The geographical distribution of the six risk factors (a–f) can be compared with the COVID-19 total cases (g), the total deaths (h) and the intensive care occupancy (i). Cases and deaths have been cumulated up to July 14, 2020, i.e. at the end of the first epidemic wave; the intensive care data have been recorded on April 2, 2020, i.e. just before the epidemic peak. The risk indicators have been multiplied for the population of each region and normalized between 0 and 1 (the color scale for temperature has been reversed, i.e. dark colors mean low temperatures, see Methods). A concentration of dark colors in the northern regions is roughly visible for almost all the indicators and the correlations between the single factors and the damages range from 0.70 to 0.95. Maps were realized with QGIS 3.10 (https://qgis.org/en/site/). (l) Crichton’s Risk Triangle. (m) Risk Index assessment framework: risk indicators (factors) are reported in red, risk components in black.

Full size image

Definition of a risk assessment framework and calibration with COVID-19 data

Conventional risk assessment theory relies on “Crichton’s Risk Triangle”^24,25, shown in panel (l) of Fig. 2. In this framework, risk is evaluated as a function of three components: Hazard, Exposure and Vulnerability.
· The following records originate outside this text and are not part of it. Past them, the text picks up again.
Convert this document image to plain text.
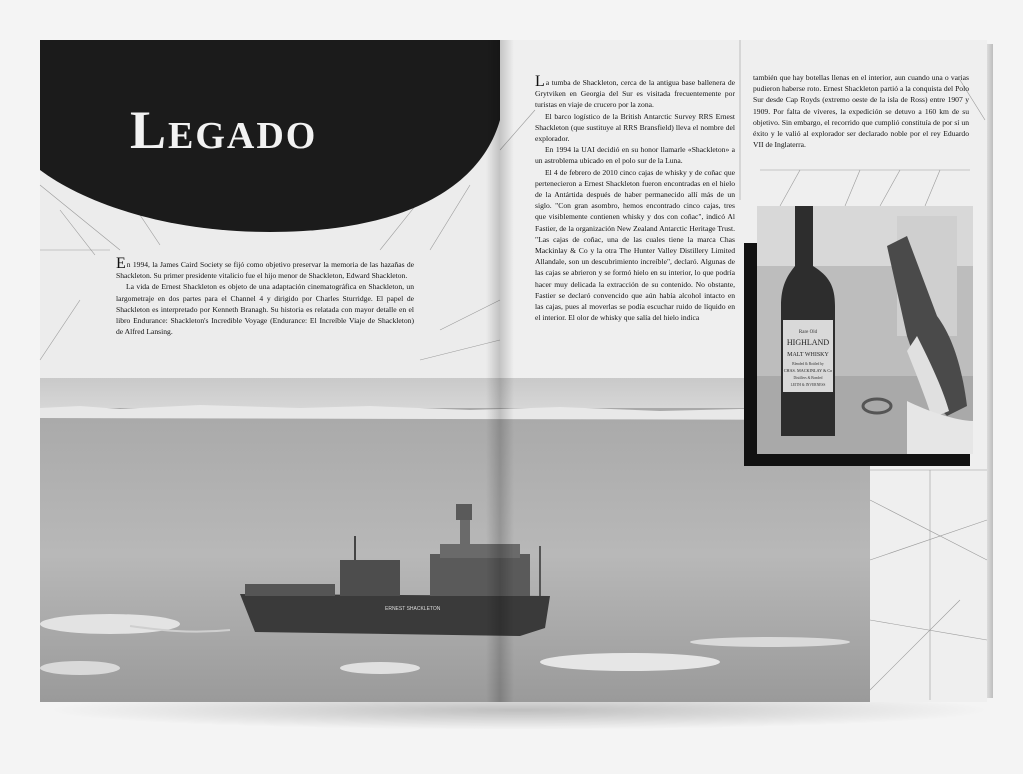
Legado

En 1994, la James Caird Society se fijó como objetivo preservar la memoria de las hazañas de Shackleton. Su primer presidente vitalicio fue el hijo menor de Shackleton, Edward Shackleton.

La vida de Ernest Shackleton es objeto de una adaptación cinematográfica en Shackleton, un largometraje en dos partes para el Channel 4 y dirigido por Charles Sturridge. El papel de Shackleton es interpretado por Kenneth Branagh. Su historia es relatada con mayor detalle en el libro Endurance: Shackleton's Incredible Voyage (Endurance: El Increíble Viaje de Shackleton) de Alfred Lansing.

La tumba de Shackleton, cerca de la antigua base ballenera de Grytviken en Georgia del Sur es visitada frecuentemente por turistas en viaje de crucero por la zona.

El barco logístico de la British Antarctic Survey RRS Ernest Shackleton (que sustituye al RRS Bransfield) lleva el nombre del explorador.

En 1994 la UAI decidió en su honor llamarle «Shackleton» a un astroblema ubicado en el polo sur de la Luna.

El 4 de febrero de 2010 cinco cajas de whisky y de coñac que pertenecieron a Ernest Shackleton fueron encontradas en el hielo de la Antártida después de haber permanecido allí más de un siglo. "Con gran asombro, hemos encontrado cinco cajas, tres que visiblemente contienen whisky y dos con coñac", indicó Al Fastier, de la organización New Zealand Antarctic Heritage Trust. "Las cajas de coñac, una de las cuales tiene la marca Chas Mackinlay & Co y la otra The Hunter Valley Distillery Limited Allandale, son un descubrimiento increíble", declaró. Algunas de las cajas se abrieron y se formó hielo en su interior, lo que podría hacer muy delicada la extracción de su contenido. No obstante, Fastier se declaró convencido que aún había alcohol intacto en las cajas, pues al moverlas se podía escuchar ruido de líquido en el interior. El olor de whisky que salía del hielo indica

también que hay botellas llenas en el interior, aun cuando una o varias pudieron haberse roto. Ernest Shackleton partió a la conquista del Polo Sur desde Cap Royds (extremo oeste de la isla de Ross) entre 1907 y 1909. Por falta de víveres, la expedición se detuvo a 160 km de su objetivo. Sin embargo, el recorrido que cumplió constituía de por sí un éxito y le valió al explorador ser declarado noble por el rey Eduardo VII de Inglaterra.

ERNEST SHACKLETON
Rare Old
HIGHLAND
MALT WHISKY
Blended & Bottled by
CHAS. MACKINLAY & Co
Distillers & Bonded
LEITH & INVERNESS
Hazard is the potential for an event to cause harm (e.g., earthquake, flooding, epidemics); Exposure measures the amount of assets exposed to harm (e.g., buildings, infrastructures, population); Vulnerability is the harm proneness of assets if exposed to hazard events (e.g., building characteristics, drainage systems, age of population). The risk is present only when all of the three components co-exist in the same place. Used for the first time in the insurance industry²⁴, this approach has been extended to assess spatially distributed risks in many fields of disaster management, such as those related to climate change impact^{27,28,29,30,31} and earthquakes³².
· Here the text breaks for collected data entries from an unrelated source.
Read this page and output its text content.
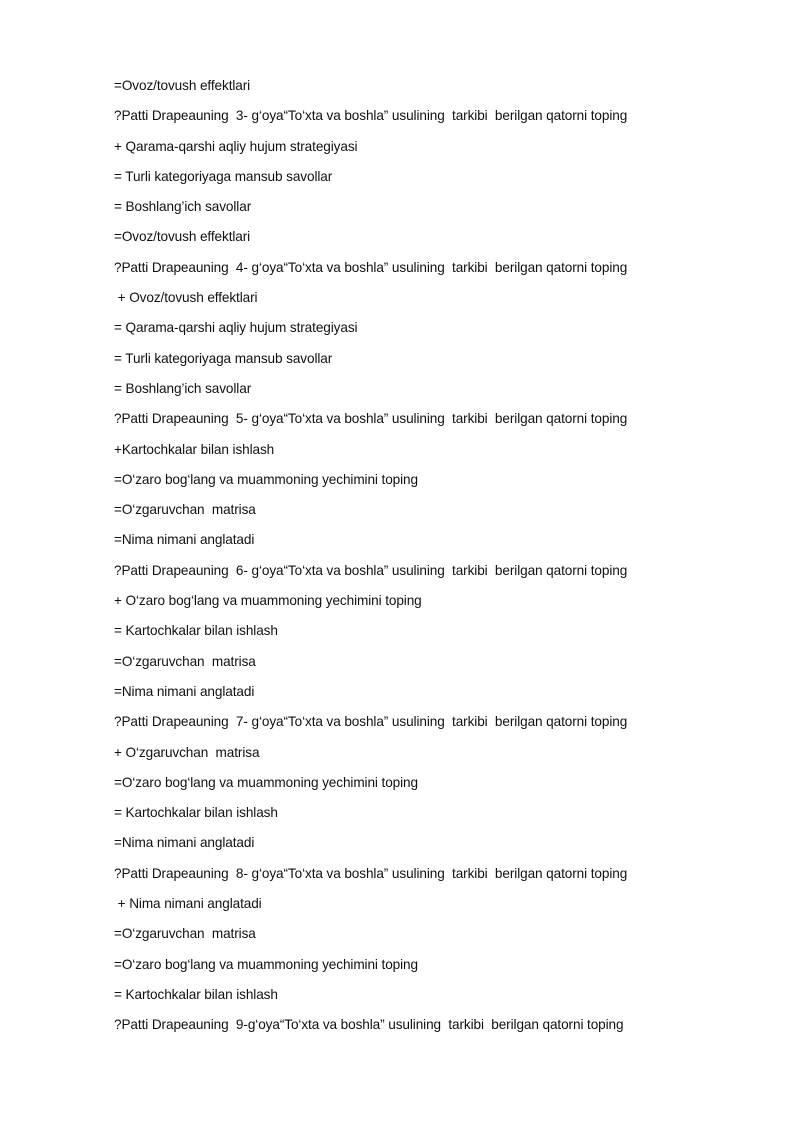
=Ovoz/tovush effektlari
?Patti Drapeauning  3- g‘oya“To‘xta va boshla” usulining  tarkibi  berilgan qatorni toping
+ Qarama-qarshi aqliy hujum strategiyasi
= Turli kategoriyaga mansub savollar
= Boshlang’ich savollar
=Ovoz/tovush effektlari
?Patti Drapeauning  4- g‘oya“To‘xta va boshla” usulining  tarkibi  berilgan qatorni toping
+ Ovoz/tovush effektlari
= Qarama-qarshi aqliy hujum strategiyasi
= Turli kategoriyaga mansub savollar
= Boshlang’ich savollar
?Patti Drapeauning  5- g‘oya“To‘xta va boshla” usulining  tarkibi  berilgan qatorni toping
+Kartochkalar bilan ishlash
=O‘zaro bog‘lang va muammoning yechimini toping
=O‘zgaruvchan  matrisa
=Nima nimani anglatadi
?Patti Drapeauning  6- g‘oya“To‘xta va boshla” usulining  tarkibi  berilgan qatorni toping
+ O‘zaro bog‘lang va muammoning yechimini toping
= Kartochkalar bilan ishlash
=O‘zgaruvchan  matrisa
=Nima nimani anglatadi
?Patti Drapeauning  7- g‘oya“To‘xta va boshla” usulining  tarkibi  berilgan qatorni toping
+ O‘zgaruvchan  matrisa
=O‘zaro bog‘lang va muammoning yechimini toping
= Kartochkalar bilan ishlash
=Nima nimani anglatadi
?Patti Drapeauning  8- g‘oya“To‘xta va boshla” usulining  tarkibi  berilgan qatorni toping
+ Nima nimani anglatadi
=O‘zgaruvchan  matrisa
=O‘zaro bog‘lang va muammoning yechimini toping
= Kartochkalar bilan ishlash
?Patti Drapeauning  9-g‘oya“To‘xta va boshla” usulining  tarkibi  berilgan qatorni toping
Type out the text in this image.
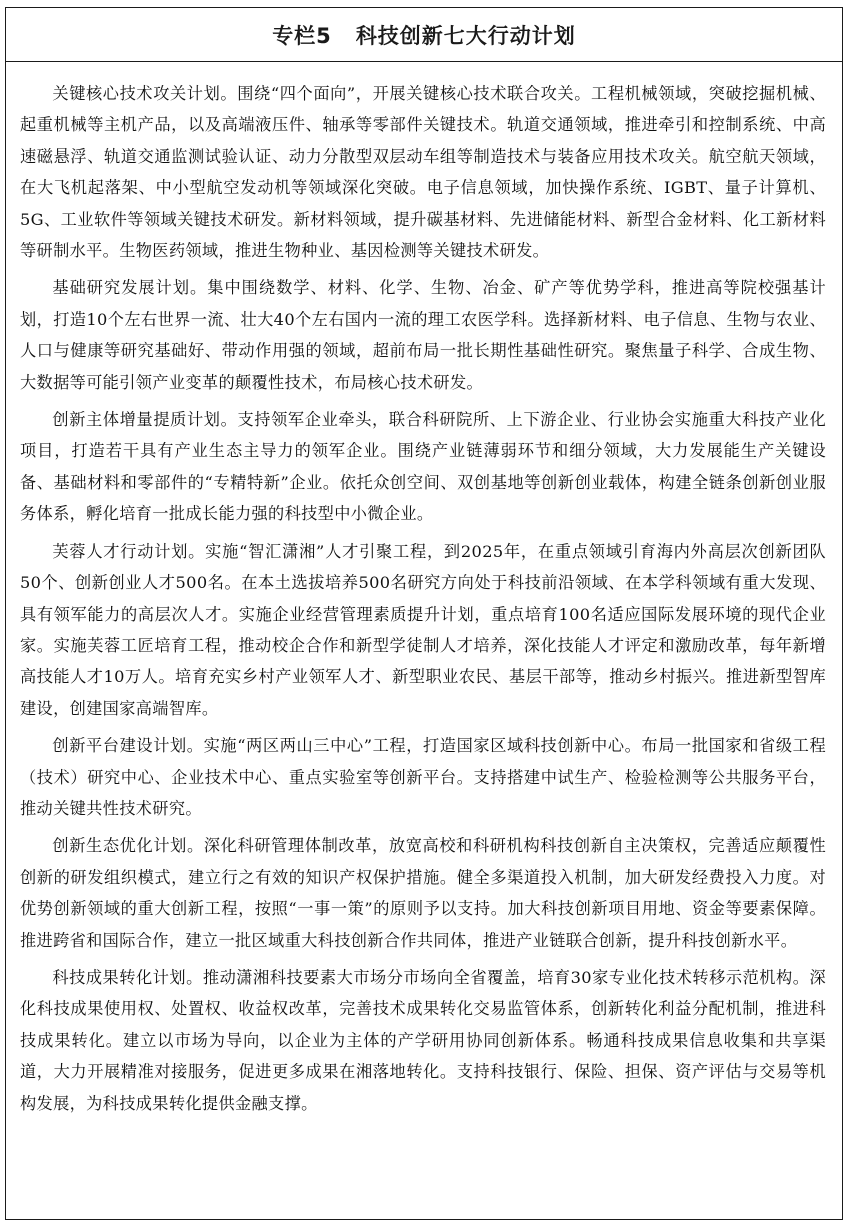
专栏5 科技创新七大行动计划

关键核心技术攻关计划。围绕“四个面向”，开展关键核心技术联合攻关。工程机械领域，突破挖掘机械、起重机械等主机产品，以及高端液压件、轴承等零部件关键技术。轨道交通领域，推进牵引和控制系统、中高速磁悬浮、轨道交通监测试验认证、动力分散型双层动车组等制造技术与装备应用技术攻关。航空航天领域，在大飞机起落架、中小型航空发动机等领域深化突破。电子信息领域，加快操作系统、IGBT、量子计算机、5G、工业软件等领域关键技术研发。新材料领域，提升碳基材料、先进储能材料、新型合金材料、化工新材料等研制水平。生物医药领域，推进生物种业、基因检测等关键技术研发。

基础研究发展计划。集中围绕数学、材料、化学、生物、冶金、矿产等优势学科，推进高等院校强基计划，打造10个左右世界一流、壮大40个左右国内一流的理工农医学科。选择新材料、电子信息、生物与农业、人口与健康等研究基础好、带动作用强的领域，超前布局一批长期性基础性研究。聚焦量子科学、合成生物、大数据等可能引领产业变革的颠覆性技术，布局核心技术研发。

创新主体增量提质计划。支持领军企业牵头，联合科研院所、上下游企业、行业协会实施重大科技产业化项目，打造若干具有产业生态主导力的领军企业。围绕产业链薄弱环节和细分领域，大力发展能生产关键设备、基础材料和零部件的“专精特新”企业。依托众创空间、双创基地等创新创业载体，构建全链条创新创业服务体系，孵化培育一批成长能力强的科技型中小微企业。

芙蓉人才行动计划。实施“智汇潇湘”人才引聚工程，到2025年，在重点领域引育海内外高层次创新团队50个、创新创业人才500名。在本土选拔培养500名研究方向处于科技前沿领域、在本学科领域有重大发现、具有领军能力的高层次人才。实施企业经营管理素质提升计划，重点培育100名适应国际发展环境的现代企业家。实施芙蓉工匠培育工程，推动校企合作和新型学徒制人才培养，深化技能人才评定和激励改革，每年新增高技能人才10万人。培育充实乡村产业领军人才、新型职业农民、基层干部等，推动乡村振兴。推进新型智库建设，创建国家高端智库。

创新平台建设计划。实施“两区两山三中心”工程，打造国家区域科技创新中心。布局一批国家和省级工程（技术）研究中心、企业技术中心、重点实验室等创新平台。支持搭建中试生产、检验检测等公共服务平台，推动关键共性技术研究。

创新生态优化计划。深化科研管理体制改革，放宽高校和科研机构科技创新自主决策权，完善适应颠覆性创新的研发组织模式，建立行之有效的知识产权保护措施。健全多渠道投入机制，加大研发经费投入力度。对优势创新领域的重大创新工程，按照“一事一策”的原则予以支持。加大科技创新项目用地、资金等要素保障。推进跨省和国际合作，建立一批区域重大科技创新合作共同体，推进产业链联合创新，提升科技创新水平。

科技成果转化计划。推动潇湘科技要素大市场分市场向全省覆盖，培育30家专业化技术转移示范机构。深化科技成果使用权、处置权、收益权改革，完善技术成果转化交易监管体系，创新转化利益分配机制，推进科技成果转化。建立以市场为导向，以企业为主体的产学研用协同创新体系。畅通科技成果信息收集和共享渠道，大力开展精准对接服务，促进更多成果在湘落地转化。支持科技银行、保险、担保、资产评估与交易等机构发展，为科技成果转化提供金融支撑。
In the present paper, we consider Hazard as the degree of diffusion of the virus over the population of an Italian region (influenced by a set of factors, related to spatial and socio-economic characteristics of the region itself); Exposure is the amount of people who might potentially be infected by the virus as a consequence of the Hazard (it should coincide with the size of the population of the region); Vulnerability is the propensity of an infected person to become sick or die (in general, it is strongly related to the age and pre-existing health conditions prior to infection). The combination of Vulnerability and Exposure provides a measure of the absolute damage (i.e., the number of ill people due to pathologies related to the virus in the region), which we called Consequences.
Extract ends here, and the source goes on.